Erin and Bec sharing a scene together

Erin and Bec sharing a scene together

THE BAD

16 minutes isn’t much time to pick something apart or look for issues, but I nearly always find something to pick on (haha). Other than the inconsistencies in relation to going in and out of focus during the handheld shots outside Rachel’s house, the technical aspects were all fine. I found shots of the street, and the town with which the film opens to be unnecessary. The establishing shots should have been cut. If for no other reason than it clearly foreshadows the ending, and consequently doesn’t have the same impact when that final revelation surfaces. Personally, I would have come down over the top of the restaurant or bar (whatever it was), through the roof and down to eye level as the camera holds on these two characters sitting in a booth (but hey that’s just me haha).
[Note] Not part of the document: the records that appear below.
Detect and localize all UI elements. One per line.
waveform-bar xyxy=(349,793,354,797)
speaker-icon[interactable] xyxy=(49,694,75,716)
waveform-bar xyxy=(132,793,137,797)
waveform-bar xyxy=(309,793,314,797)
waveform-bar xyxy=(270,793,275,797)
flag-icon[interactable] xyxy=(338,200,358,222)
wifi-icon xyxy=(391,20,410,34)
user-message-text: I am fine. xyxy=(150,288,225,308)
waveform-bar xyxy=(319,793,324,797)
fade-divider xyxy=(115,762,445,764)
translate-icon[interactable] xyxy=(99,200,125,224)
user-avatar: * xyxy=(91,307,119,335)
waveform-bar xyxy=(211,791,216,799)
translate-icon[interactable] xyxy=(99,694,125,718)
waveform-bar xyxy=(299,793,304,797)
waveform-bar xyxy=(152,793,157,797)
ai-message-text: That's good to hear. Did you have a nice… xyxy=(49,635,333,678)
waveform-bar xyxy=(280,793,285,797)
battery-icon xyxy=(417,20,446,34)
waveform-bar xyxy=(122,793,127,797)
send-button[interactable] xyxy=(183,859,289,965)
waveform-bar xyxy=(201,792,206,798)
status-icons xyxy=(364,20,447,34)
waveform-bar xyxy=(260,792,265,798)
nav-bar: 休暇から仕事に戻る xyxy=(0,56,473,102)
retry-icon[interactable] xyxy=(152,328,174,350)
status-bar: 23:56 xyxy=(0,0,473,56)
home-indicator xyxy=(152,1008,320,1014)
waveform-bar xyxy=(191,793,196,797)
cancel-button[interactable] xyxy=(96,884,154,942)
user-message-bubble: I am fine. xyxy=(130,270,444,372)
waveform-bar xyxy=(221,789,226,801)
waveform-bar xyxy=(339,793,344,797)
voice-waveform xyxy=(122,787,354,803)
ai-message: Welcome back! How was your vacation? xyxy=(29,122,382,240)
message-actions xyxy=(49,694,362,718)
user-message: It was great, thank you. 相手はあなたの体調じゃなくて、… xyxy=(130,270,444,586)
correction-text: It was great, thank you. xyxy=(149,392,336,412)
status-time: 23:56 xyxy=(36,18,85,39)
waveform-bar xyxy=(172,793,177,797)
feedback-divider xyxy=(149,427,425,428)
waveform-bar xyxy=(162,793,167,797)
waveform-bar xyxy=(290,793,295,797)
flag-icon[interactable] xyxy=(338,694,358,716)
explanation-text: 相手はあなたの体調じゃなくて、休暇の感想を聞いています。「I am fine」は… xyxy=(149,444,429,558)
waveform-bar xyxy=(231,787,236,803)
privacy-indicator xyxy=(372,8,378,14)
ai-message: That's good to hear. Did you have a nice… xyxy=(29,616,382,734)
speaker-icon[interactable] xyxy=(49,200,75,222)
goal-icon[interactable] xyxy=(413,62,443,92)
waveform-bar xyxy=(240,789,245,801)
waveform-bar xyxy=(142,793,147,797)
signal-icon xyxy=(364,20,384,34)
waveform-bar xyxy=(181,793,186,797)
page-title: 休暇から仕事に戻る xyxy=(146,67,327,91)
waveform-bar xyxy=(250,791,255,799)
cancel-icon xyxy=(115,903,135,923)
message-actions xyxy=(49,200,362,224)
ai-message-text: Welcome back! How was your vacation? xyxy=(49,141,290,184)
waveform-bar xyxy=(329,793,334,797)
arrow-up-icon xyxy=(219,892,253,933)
Don’t Despair is a well made, dark and psychological fueled short film from a first time Director. Most of the attention to detail in the technical aspects is evident from word go, and the performances are solid, taking into account the cast are mostly newcomers. There’s only one or two nit picky things that could have probably been edited or altered, but nothing to dampen the overall enjoyment of this one. Quick shout out to my fellow Aussie Bec Fordyce, love her effects work, and her performance here. Wishing her all the best for future projects, and Thanks again to Alfred and Co!